After reading this article, I am left pondering. Personally, I thought about my answers to the questions posed in the article.
So, with that information, I pondered. Clearly, I fall outside the norm set by this study. The only question I care at all about is the first one, and since I am female, my preference for a male first-born (if I have more than one child) is the opposite of what is “supposed to” happen. I suppose I should explain that preference. I think, at the heart of it, is my own personal history. I was the second of 3 children, and I had an older brother. This significantly shaped how I grew up as a girl. I was not pink or scared of bugs and reptiles because my brother would have lost some respect for me if I was. I cared very little, if at all, about my hair, make-up, clothes, shoes, and other “girly” things. Honestly, though, this probably had as much to do with my mother as with my brother. I find that this experience makes me feel balanced and well-adjusted. So, that’s part of why I would want my second child to have an older brother. I also have experienced male firstborns developing more nurturing characteristics than other men. Again, that’s just my personal experience and in no way reflects any actual knowledge of such statistics. There are probably other factors in my preference for a male firstborn, but that’s what’s coming to mind.
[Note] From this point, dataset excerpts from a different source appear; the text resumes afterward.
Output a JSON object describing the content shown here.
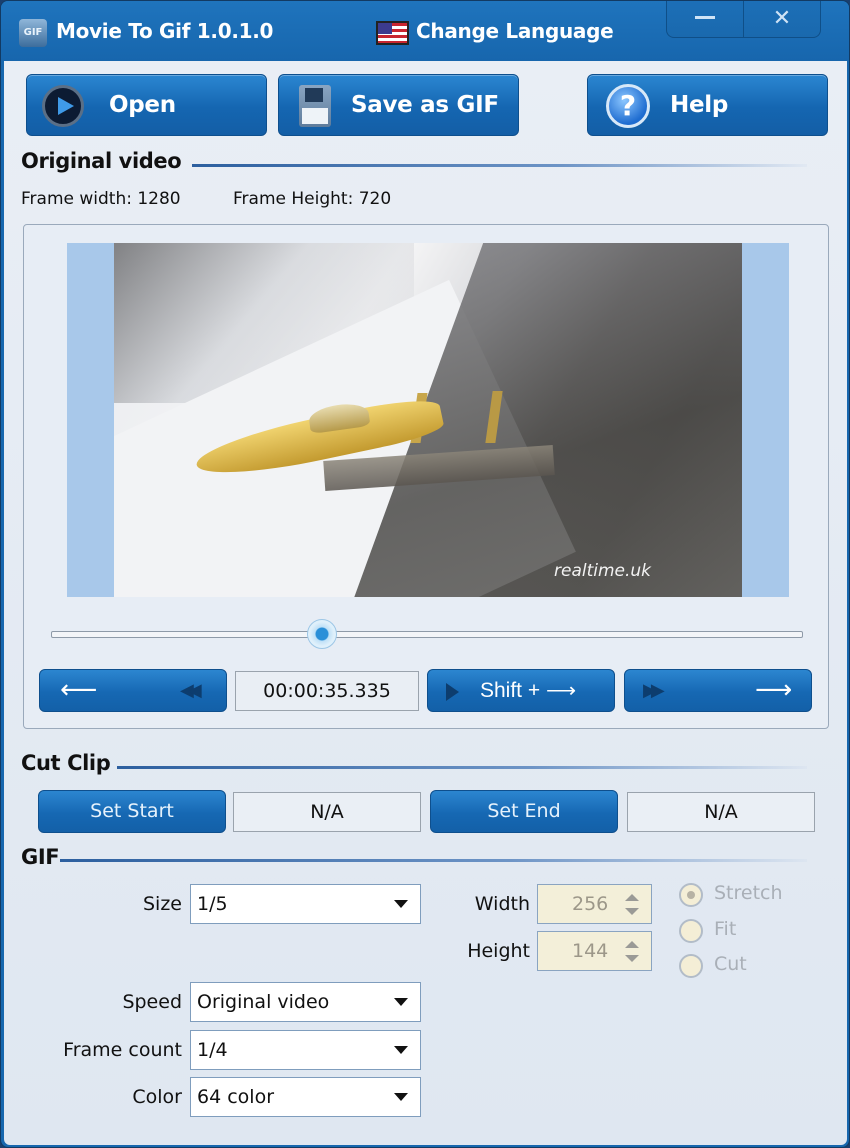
{
  "window": {
    "title": "Movie To Gif 1.0.1.0",
    "app_icon_text": "GIF",
    "change_language_label": "Change Language",
    "minimize_label": "–",
    "close_label": "✕"
  },
  "toolbar": {
    "open_label": "Open",
    "save_label": "Save as GIF",
    "help_label": "Help",
    "help_icon_glyph": "?"
  },
  "original_video": {
    "section_title": "Original video",
    "frame_width_label": "Frame width: 1280",
    "frame_height_label": "Frame Height: 720",
    "watermark": "realtime.uk",
    "slider_position_fraction": 0.36,
    "timecode": "00:00:35.335",
    "prev_arrow": "⟵",
    "rewind_glyph": "◀◀",
    "shift_label": "Shift + ⟶",
    "forward_glyph": "▶▶",
    "next_arrow": "⟶"
  },
  "cut_clip": {
    "section_title": "Cut Clip",
    "set_start_label": "Set Start",
    "start_value": "N/A",
    "set_end_label": "Set End",
    "end_value": "N/A"
  },
  "gif": {
    "section_title": "GIF",
    "size": {
      "label": "Size",
      "value": "1/5"
    },
    "width": {
      "label": "Width",
      "value": "256"
    },
    "height": {
      "label": "Height",
      "value": "144"
    },
    "resize_modes": [
      {
        "label": "Stretch",
        "checked": true
      },
      {
        "label": "Fit",
        "checked": false
      },
      {
        "label": "Cut",
        "checked": false
      }
    ],
    "speed": {
      "label": "Speed",
      "value": "Original video"
    },
    "frame_count": {
      "label": "Frame count",
      "value": "1/4"
    },
    "color": {
      "label": "Color",
      "value": "64 color"
    }
  }
}
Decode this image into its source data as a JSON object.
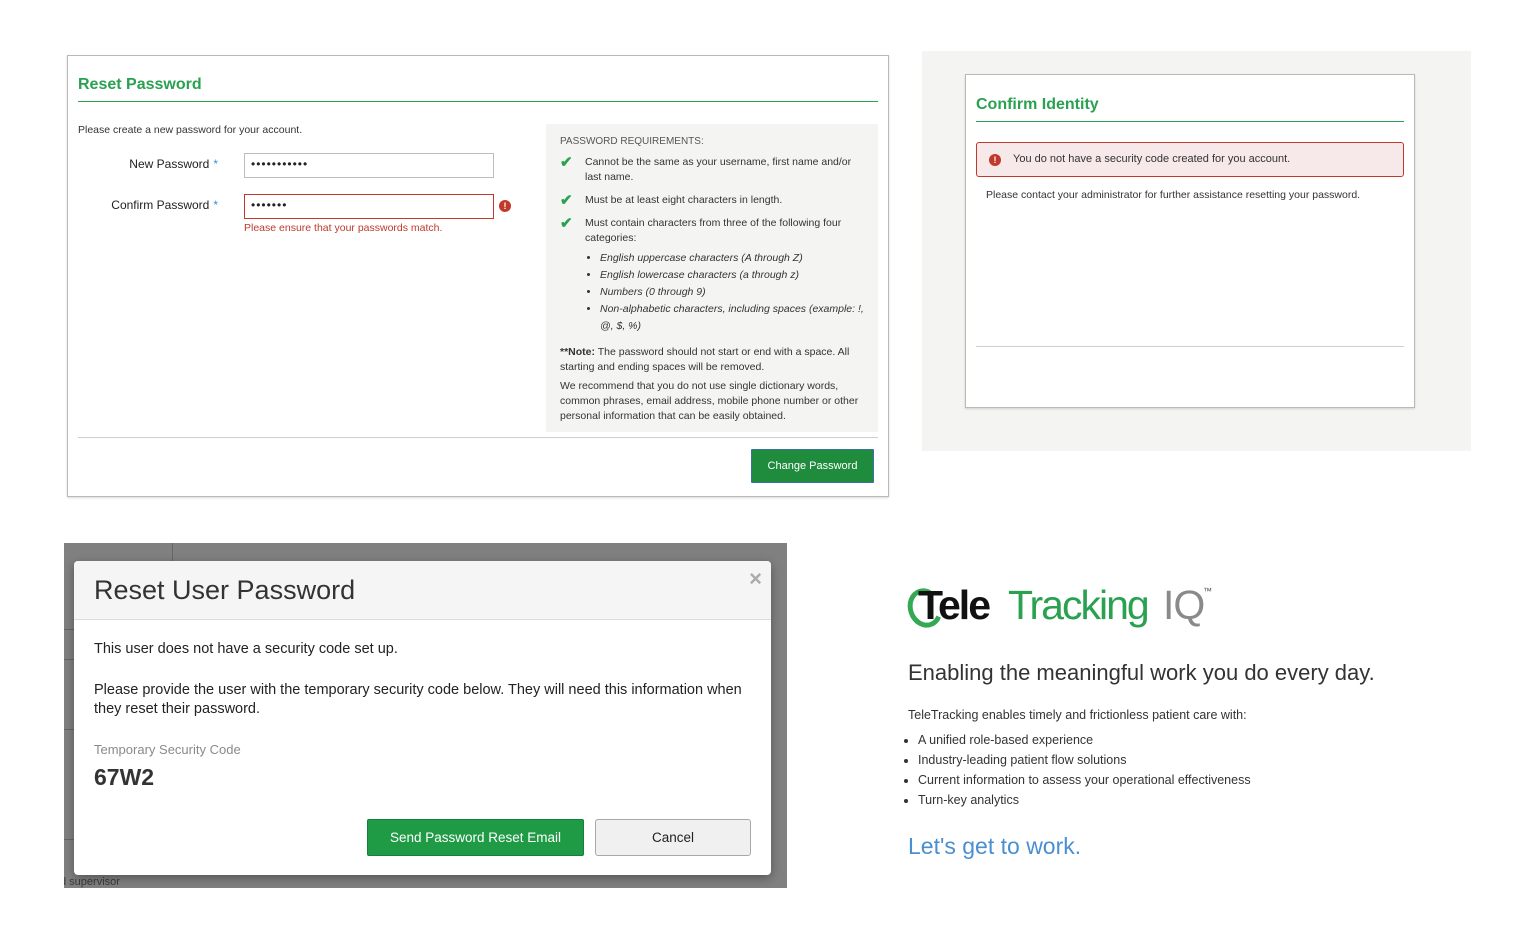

Mostly, my thoughts come from a sibling perspective, rather than a parenting perspective. I think that I would have equal joys and challenges from male or female children. I do not think one would be easier or harder than another. I do not think I would have an easier or harder time relating to one or the other. In all my teaching/tutoring/childcare experience, I have had difficulties and successes with both. I tell anyone who cares to hear that I just do not work well with 8-year-old boys or 13-year-old girls. Perhaps I just have a “masculine” mindset. There are lots of “masculine” attributes that I exhibit, even as a female. I hate asking for directions, and would rather just study the map. I care very little about my appearance. I prefer my clothes to fit loosely than fitted. I have no memory for dates. I am more often blunt than “coy” or whatever. It is what it is. I personally don’t see myself as masculine, I don’t identify as masculine or male. Regardless, these are my thoughts on the matter.